Fenomena ini menjadi sorotan dalam Podcast Sagoetv bertajuk Ancaman Era Digital terhadap Generasi Muda dan Masa Depan Banda Aceh. Dalam pembahasan khusus pada segmen menit 10:32 hingga 12:06, narasumber mengingatkan bahwa praktik penipuan berkedok investasi kini semakin canggih, sistematis, dan menyasar berbagai lapisan masyarakat, mulai dari orang tua hingga generasi muda.
Wakil Ketua Komisi III DPRK Banda Aceh, Tuanku Muhammad, mengungkapkan bahwa kasus investasi bodong telah memakan banyak korban di Banda Aceh dengan kerugian yang tidak sedikit.
“Sudah banyak yang jadi korban. Ada yang kehilangan sampai miliaran rupiah. Bahkan terbaru, mertua teman saya sendiri kehilangan ratusan juta rupiah,” ungkapnya dalam podcast tersebut.
Menurutnya, pelaku biasanya memanfaatkan psikologi korban dengan menawarkan keuntungan tidak masuk akal, bonus berlipat, hingga skema “cepat kaya” yang sengaja dirancang untuk memancing rasa takut tertinggal atau Fear of Missing Out (FOMO).

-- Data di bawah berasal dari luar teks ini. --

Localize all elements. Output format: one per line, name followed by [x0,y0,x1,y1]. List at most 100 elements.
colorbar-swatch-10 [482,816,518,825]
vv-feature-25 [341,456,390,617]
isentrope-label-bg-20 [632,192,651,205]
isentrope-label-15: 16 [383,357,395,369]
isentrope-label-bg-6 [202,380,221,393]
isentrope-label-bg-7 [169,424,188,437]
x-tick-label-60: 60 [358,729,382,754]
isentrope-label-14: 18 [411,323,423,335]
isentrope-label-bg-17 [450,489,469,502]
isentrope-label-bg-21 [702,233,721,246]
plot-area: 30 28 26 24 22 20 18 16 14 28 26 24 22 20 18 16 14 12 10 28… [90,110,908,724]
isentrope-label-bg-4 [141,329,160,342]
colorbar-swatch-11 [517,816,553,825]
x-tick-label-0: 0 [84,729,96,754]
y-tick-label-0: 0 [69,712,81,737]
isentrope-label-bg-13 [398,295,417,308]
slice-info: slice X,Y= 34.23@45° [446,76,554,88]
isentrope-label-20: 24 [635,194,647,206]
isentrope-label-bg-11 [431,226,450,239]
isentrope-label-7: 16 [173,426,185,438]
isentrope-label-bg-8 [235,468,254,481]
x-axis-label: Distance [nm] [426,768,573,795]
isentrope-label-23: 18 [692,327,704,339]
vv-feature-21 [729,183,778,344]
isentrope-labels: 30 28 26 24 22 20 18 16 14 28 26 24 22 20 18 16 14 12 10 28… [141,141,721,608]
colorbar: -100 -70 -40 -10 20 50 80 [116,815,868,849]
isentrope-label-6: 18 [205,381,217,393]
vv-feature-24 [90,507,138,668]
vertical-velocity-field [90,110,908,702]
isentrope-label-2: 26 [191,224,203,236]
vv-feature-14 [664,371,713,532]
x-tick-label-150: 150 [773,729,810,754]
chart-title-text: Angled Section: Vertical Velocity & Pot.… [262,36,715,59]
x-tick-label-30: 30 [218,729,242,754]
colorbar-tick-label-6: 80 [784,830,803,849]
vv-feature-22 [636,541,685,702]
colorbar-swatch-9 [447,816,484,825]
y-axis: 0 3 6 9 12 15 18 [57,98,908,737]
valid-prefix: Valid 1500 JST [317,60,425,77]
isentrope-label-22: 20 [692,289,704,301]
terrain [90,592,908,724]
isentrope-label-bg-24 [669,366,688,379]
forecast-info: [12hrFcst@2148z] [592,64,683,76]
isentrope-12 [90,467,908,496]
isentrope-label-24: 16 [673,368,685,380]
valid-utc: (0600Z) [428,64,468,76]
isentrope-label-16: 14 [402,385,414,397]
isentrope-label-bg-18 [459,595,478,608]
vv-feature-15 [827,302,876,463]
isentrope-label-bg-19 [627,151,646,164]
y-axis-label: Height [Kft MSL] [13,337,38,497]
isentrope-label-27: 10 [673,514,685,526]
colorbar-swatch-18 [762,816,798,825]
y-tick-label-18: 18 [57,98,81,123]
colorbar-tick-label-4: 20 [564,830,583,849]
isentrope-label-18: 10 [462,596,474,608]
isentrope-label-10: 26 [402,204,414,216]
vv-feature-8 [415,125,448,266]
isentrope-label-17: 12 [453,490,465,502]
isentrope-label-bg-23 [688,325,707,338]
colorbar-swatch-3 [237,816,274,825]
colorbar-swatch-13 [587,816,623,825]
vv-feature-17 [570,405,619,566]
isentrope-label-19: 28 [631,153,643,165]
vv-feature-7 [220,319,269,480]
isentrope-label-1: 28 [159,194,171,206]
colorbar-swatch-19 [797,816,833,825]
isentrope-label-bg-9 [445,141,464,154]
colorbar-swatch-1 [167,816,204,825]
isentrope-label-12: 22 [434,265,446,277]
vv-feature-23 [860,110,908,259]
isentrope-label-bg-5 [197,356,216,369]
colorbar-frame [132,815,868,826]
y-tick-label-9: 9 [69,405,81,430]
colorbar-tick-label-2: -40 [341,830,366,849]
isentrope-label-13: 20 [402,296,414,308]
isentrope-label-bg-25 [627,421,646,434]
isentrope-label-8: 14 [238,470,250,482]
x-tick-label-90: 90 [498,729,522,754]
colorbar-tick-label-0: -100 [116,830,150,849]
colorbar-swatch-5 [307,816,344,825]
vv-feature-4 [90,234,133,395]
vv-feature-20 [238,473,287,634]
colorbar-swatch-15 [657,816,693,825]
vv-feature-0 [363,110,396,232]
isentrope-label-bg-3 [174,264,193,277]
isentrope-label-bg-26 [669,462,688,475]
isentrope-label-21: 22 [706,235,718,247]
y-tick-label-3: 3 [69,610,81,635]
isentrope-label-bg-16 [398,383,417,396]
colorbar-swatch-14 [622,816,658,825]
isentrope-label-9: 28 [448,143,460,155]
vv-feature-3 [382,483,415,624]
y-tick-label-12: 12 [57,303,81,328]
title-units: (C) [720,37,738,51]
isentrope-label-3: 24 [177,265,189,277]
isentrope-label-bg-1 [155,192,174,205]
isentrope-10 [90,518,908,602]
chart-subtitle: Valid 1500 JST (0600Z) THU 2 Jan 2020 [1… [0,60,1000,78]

Modus operandi para penipu kini lebih rapi. Mereka menggunakan media sosial, grup WhatsApp, bahkan aplikasi investasi palsu untuk membangun kepercayaan korban. Tidak sedikit yang memanfaatkan testimoni palsu, tampilan profesional, hingga skema pencairan awal agar korban semakin yakin.
Fenomena ini dinilai berbahaya karena tidak hanya menggerus ekonomi keluarga, tetapi juga dapat memicu tekanan mental, depresi, hingga konflik rumah tangga akibat kerugian finansial yang besar.
Pengamat menilai rendahnya literasi keuangan digital menjadi salah satu faktor utama masyarakat mudah terjebak. Karena itu, warga diimbau untuk menerapkan prinsip 2L: Legal dan Logis sebelum memutuskan berinvestasi.
Secara legal, masyarakat harus memastikan platform investasi memiliki izin resmi dari lembaga berwenang seperti Otoritas Jasa Keuangan (OJK) atau Badan Pengawas Perdagangan Berjangka Komoditi (Bappebti). Sementara secara logis, masyarakat harus mempertanyakan rasionalitas keuntungan yang ditawarkan.
“Kalau untungnya terlalu besar dan terlalu cepat, masyarakat patut curiga. Jangan sampai tergiur, lalu menyesal,” tegas Tuanku Muhammad.
Pemerintah Kota Banda Aceh bersama lembaga pendidikan dan otoritas terkait diharapkan dapat memperkuat edukasi literasi digital dan keuangan, khususnya di sekolah dan kampus, agar masyarakat lebih kebal terhadap berbagai modus penipuan di era digital.
Di tengah derasnya transformasi digital, kewaspadaan menjadi benteng utama. Sebab, di balik janji keuntungan instan, bisa jadi tersimpan jerat penipuan yang merampas masa depan.